President Reagan’s loyalty to an old friend has blinded him to the ethical failings of his former attorney general, Edwin Meese III, and to the shame that Meese brought on the Justice Department. Instead of commending the department’s Office of Professional Responsibility for its thorough investigation of the man who once was the nation’s highest law-enforcement officer, Reagan denounced the report as “unnecessary and unwarranted,” the work of Meese’s “political enemies.”

Oh? In fact, the report is the work of Michael E. Shaheen Jr., a career Justice Department lawyer who has headed the Office of Professional Responsibility since its inception in 1975. He is the expert on the department’s own ethical guidelines as well as the 1965 executive order that commands all federal employees to refrain from activities that would shake Americans’ confidence in government integrity. So Shaheen speaks with some authority when he says that Meese engaged in “conduct which should not be tolerated of any government employee, especially not the attorney general.”

The Office of Professional Responsibility is the third investigative body to criticize the former attorney general--more proof, if any were needed, of the gravity of Meese’s offenses. Its report contains no bombshells, simply more details about how Meese used his influence to boost the business concerns of E. Robert Wallach, failed to report income to the Internal Revenue Service and made decisions about telecommunications while owning telephone stock--all in violation of established ethical standards. Meese claimed total vindicaton last summer when independent counsel James C. McKay concluded that he had broken conflict-of-interest and tax laws but decided not to indict him.
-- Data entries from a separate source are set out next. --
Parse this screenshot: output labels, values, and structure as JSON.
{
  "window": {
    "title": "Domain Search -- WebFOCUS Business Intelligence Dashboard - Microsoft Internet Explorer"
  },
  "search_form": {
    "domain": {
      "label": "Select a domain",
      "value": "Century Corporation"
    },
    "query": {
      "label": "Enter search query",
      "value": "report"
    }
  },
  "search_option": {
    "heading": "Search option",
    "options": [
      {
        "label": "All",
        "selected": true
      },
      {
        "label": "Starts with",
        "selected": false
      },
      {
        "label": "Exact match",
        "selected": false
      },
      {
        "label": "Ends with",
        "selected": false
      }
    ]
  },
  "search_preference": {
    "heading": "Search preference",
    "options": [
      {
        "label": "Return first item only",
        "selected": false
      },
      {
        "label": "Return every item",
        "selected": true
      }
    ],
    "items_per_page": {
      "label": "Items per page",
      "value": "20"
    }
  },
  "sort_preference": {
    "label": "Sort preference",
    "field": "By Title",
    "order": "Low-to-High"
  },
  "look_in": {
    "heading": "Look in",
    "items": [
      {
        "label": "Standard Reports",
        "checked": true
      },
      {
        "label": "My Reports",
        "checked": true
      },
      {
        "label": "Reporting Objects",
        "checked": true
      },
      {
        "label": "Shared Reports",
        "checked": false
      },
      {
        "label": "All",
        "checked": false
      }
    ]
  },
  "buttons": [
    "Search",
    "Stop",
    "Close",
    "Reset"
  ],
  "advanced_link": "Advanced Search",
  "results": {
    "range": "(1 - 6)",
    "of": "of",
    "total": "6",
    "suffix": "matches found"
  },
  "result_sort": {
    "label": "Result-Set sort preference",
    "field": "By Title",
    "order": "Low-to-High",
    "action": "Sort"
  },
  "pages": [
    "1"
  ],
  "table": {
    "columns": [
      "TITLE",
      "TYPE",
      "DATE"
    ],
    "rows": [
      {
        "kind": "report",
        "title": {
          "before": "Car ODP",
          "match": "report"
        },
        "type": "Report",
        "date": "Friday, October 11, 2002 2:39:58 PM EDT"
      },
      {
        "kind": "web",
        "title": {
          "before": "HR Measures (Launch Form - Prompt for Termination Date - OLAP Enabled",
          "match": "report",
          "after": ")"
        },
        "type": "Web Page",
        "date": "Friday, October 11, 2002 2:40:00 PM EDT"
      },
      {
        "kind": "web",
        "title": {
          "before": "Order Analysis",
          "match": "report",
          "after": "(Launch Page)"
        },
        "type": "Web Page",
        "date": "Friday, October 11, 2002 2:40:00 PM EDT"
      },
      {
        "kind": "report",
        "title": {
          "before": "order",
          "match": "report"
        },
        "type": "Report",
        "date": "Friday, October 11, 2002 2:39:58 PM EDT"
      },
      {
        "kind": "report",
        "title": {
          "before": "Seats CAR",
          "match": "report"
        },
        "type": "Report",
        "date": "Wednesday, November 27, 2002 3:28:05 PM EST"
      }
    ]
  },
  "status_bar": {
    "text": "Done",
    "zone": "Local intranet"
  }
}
Shaheen’s report, however, points out what should have been evident to Meese--that escaping indictment is not the same as vindication. “The American public is entitled to both the appearance and the reality of impartial, honest government,” the report said. Thus it dispatched “the claims by Mr. Meese that the appropriate standard for official behavior is whether an independent counsel seeks an official’s indictment.”

Advertisement

None of this apparently matters to Meese, now happily working for a foundation, or to the President, dreaming of his retirement, just two days away, in California. On ethical questions, neither seems educable. But the report of the Office of Professional Responsibility should stand as a reminder to future Administrations that official sleaziness will be exposed and that no one, not even the President’s old friends, is above the law.